The Attorney General of New York, Eric Schneiderman, argued that because price controls prohibit conduct, but not speech, then there is no reasonable claim to a violation of free speech. On January 10, 2017, one-hour of oral arguments were heard, where Deepak Gupta appeared for the hairdressers, an assistant to the Solicitor General of the United States appeared as an amicus curiae is support of neither party, and a deputy solicitor general of New York appeared for that state.

== Opinion of the Court ==
On March 29, 2017, the Supreme Court delivered judgment in favor of the merchants, voting unanimously to vacate and remand to the lower court.
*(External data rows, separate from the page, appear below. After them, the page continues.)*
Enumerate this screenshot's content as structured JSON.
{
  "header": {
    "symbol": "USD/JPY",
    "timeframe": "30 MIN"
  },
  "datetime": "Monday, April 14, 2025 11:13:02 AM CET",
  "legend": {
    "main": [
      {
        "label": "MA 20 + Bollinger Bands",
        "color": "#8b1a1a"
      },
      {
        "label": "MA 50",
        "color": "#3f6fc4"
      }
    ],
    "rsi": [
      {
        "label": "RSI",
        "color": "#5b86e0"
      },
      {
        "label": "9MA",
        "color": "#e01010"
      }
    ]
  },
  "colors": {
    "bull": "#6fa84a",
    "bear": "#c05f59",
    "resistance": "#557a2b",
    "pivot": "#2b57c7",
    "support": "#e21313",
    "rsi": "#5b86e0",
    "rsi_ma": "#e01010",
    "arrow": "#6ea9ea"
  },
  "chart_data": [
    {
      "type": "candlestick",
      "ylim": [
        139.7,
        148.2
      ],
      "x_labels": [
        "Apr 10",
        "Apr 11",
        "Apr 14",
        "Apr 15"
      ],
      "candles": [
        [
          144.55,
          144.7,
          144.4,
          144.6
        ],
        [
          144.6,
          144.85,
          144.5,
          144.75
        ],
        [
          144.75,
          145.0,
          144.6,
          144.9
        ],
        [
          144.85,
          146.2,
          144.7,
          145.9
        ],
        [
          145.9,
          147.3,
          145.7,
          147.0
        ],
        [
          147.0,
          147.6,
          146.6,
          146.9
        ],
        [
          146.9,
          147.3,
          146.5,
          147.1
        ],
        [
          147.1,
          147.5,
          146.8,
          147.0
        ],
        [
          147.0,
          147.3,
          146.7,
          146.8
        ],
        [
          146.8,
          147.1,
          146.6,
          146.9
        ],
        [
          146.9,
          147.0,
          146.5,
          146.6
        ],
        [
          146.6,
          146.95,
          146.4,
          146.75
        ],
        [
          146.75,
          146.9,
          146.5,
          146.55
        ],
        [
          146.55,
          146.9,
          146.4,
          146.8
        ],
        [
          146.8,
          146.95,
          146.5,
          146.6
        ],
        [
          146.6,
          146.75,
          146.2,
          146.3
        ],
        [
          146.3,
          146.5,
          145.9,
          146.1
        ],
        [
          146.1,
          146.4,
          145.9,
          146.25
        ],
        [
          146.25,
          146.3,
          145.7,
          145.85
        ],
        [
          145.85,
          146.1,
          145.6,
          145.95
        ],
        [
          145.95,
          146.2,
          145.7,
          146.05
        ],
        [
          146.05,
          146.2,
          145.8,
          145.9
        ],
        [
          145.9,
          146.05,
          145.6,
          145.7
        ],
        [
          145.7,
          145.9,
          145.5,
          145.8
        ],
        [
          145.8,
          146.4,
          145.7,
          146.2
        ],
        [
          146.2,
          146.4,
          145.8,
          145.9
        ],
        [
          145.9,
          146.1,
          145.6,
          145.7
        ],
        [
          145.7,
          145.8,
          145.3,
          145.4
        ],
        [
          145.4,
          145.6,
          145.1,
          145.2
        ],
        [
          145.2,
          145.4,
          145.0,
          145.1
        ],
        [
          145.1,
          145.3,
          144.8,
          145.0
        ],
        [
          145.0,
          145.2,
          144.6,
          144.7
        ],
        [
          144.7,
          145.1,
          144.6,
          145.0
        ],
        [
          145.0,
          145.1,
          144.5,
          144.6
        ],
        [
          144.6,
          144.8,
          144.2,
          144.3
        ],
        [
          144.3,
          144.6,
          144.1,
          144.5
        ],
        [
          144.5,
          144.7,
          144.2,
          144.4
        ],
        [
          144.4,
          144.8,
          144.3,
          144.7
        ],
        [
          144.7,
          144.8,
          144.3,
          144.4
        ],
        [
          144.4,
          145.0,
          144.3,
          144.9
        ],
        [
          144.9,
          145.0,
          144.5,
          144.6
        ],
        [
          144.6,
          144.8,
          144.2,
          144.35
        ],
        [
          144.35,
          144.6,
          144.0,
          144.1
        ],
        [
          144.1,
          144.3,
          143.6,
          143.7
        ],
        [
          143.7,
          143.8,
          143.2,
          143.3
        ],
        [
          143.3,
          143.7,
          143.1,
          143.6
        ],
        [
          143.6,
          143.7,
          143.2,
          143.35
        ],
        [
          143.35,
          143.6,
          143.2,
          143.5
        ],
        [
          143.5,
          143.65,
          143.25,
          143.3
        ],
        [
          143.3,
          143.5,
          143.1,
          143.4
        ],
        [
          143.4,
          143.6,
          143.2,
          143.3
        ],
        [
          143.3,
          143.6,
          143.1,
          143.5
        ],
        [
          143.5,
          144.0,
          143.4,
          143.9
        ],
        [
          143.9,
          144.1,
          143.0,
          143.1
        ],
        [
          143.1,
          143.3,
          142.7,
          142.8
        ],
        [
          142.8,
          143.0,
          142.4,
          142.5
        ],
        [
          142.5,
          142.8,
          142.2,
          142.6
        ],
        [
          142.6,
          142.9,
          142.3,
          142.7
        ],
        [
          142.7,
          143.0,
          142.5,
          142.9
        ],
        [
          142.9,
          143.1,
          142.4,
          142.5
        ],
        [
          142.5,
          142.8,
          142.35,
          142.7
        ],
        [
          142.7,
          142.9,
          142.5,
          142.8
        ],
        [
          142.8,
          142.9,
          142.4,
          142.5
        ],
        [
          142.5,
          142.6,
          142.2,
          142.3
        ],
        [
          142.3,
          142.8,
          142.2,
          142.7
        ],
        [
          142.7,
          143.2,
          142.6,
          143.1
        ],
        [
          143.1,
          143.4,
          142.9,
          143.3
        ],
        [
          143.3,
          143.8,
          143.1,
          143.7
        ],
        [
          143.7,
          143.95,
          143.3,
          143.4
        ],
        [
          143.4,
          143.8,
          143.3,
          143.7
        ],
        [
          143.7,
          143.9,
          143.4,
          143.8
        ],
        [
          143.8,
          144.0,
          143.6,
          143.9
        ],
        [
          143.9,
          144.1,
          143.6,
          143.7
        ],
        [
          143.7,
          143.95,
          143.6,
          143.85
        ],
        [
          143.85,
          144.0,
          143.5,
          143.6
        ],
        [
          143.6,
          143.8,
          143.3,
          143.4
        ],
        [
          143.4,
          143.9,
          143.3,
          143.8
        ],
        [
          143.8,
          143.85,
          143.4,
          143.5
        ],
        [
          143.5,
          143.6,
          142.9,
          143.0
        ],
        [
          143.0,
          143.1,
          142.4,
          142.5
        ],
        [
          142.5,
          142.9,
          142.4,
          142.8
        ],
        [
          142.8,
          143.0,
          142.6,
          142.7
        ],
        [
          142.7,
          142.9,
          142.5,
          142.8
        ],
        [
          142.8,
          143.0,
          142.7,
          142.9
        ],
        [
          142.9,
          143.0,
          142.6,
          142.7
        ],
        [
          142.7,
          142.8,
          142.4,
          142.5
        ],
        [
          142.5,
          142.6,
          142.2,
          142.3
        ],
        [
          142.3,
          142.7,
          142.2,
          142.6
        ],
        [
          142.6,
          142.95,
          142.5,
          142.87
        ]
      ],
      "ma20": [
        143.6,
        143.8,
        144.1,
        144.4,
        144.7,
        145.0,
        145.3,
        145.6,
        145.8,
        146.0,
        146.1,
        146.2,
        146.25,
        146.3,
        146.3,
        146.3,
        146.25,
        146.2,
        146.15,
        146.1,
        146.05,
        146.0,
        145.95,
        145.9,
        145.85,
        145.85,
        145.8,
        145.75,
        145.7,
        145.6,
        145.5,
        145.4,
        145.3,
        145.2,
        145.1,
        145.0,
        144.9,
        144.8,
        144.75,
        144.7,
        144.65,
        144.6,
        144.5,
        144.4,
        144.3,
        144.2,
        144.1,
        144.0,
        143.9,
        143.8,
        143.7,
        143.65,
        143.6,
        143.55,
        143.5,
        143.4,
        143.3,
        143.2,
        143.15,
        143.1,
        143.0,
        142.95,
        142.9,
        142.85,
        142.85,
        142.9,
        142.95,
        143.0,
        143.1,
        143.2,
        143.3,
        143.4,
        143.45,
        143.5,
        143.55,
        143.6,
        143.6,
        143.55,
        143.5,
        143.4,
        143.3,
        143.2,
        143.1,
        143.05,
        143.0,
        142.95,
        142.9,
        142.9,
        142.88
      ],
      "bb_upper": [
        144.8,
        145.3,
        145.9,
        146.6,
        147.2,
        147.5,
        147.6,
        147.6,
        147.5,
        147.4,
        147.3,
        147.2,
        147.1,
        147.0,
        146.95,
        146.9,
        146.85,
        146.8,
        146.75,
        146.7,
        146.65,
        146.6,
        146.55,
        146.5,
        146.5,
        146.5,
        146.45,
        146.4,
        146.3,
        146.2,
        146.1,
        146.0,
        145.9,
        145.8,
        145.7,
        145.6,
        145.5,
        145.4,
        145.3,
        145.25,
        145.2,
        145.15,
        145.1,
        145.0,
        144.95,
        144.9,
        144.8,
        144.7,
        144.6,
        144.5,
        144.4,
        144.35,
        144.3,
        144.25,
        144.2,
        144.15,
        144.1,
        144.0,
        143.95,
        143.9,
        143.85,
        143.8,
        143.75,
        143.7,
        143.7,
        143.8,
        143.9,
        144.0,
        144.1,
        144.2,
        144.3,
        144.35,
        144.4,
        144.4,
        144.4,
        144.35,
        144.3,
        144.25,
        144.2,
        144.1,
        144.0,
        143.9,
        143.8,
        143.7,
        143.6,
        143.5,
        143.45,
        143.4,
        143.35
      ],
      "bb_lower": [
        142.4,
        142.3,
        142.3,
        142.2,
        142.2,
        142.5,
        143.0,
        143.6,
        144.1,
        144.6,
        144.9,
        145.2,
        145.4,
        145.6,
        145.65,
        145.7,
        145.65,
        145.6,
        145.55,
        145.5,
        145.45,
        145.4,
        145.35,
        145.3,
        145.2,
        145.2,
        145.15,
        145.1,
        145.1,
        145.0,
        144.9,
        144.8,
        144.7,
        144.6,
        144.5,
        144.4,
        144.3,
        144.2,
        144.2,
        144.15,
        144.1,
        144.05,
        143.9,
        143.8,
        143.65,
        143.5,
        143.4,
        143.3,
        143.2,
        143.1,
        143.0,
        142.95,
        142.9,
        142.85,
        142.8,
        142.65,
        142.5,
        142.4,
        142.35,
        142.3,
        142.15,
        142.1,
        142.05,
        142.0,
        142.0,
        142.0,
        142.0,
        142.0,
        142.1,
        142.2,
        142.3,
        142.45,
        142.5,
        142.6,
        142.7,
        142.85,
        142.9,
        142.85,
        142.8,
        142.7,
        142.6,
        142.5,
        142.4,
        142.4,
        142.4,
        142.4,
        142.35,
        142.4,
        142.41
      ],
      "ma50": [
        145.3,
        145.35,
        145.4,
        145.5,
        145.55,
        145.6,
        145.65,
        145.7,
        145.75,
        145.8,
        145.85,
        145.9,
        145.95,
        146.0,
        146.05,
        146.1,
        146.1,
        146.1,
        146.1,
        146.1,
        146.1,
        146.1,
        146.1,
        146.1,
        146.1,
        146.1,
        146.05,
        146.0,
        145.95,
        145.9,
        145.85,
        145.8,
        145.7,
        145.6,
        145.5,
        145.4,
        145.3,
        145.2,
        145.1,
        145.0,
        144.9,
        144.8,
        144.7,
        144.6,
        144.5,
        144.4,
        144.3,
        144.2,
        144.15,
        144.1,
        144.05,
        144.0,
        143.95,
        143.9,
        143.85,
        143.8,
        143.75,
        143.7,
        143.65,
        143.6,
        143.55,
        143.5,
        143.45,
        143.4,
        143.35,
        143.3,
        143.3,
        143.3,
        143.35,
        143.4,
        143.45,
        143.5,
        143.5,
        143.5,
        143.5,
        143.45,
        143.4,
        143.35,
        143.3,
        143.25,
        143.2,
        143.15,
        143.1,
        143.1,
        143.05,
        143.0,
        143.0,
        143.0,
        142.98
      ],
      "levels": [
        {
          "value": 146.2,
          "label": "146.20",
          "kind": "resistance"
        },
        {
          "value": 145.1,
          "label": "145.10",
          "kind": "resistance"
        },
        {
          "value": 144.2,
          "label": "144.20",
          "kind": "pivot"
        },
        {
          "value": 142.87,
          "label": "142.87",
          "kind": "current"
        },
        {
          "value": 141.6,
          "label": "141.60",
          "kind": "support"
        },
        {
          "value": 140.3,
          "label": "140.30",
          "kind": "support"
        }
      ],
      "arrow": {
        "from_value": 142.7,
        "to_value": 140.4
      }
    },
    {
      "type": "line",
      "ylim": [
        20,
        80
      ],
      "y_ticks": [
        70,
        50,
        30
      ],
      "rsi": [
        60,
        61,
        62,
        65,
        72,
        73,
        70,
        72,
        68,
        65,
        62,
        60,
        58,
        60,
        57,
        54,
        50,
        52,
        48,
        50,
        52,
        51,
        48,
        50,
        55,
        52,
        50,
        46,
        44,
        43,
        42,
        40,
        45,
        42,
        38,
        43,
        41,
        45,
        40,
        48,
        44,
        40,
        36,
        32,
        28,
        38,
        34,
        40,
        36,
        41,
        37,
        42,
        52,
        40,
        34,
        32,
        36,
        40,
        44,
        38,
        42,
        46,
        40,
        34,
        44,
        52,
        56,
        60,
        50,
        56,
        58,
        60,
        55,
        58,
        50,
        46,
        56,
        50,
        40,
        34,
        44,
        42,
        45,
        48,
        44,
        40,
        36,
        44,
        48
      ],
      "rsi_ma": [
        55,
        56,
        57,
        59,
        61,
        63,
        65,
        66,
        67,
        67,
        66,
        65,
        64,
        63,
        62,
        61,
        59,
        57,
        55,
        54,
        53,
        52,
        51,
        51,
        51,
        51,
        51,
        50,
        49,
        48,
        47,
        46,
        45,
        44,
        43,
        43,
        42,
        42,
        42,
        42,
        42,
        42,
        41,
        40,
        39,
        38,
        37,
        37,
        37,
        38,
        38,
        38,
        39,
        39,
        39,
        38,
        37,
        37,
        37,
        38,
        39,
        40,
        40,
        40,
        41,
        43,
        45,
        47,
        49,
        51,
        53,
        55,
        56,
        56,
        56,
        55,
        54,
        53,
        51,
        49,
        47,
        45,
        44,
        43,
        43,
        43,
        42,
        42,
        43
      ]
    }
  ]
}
Roberts authored the opinion of the Court, joined by Kennedy, Thomas, Ginsburg and Kagan. The Court argued that, because §518 does not regulate the price that may be received by a business, as per usual price control, but rather the communication of prices, "§ 518 regulates speech."

Justice Stephen Breyer issued a concurrence in the judgement, arguing that while the statute does limit speech, all human interactions limit speech as well. However, Breyer argued that because the statute was effectually under state law, that it should be remanded to the Second Circuit.

Justice Sonia Sotomayor, joined by Justice Alito, issued a concurrence only in the judgement. She argued that it should be left to the Second Circuit to interpret and to certify the meaning of §518, which could be done on remand. The "complexity" of the case, she argues, could have been avoided had the lower courts decided to interpret the law.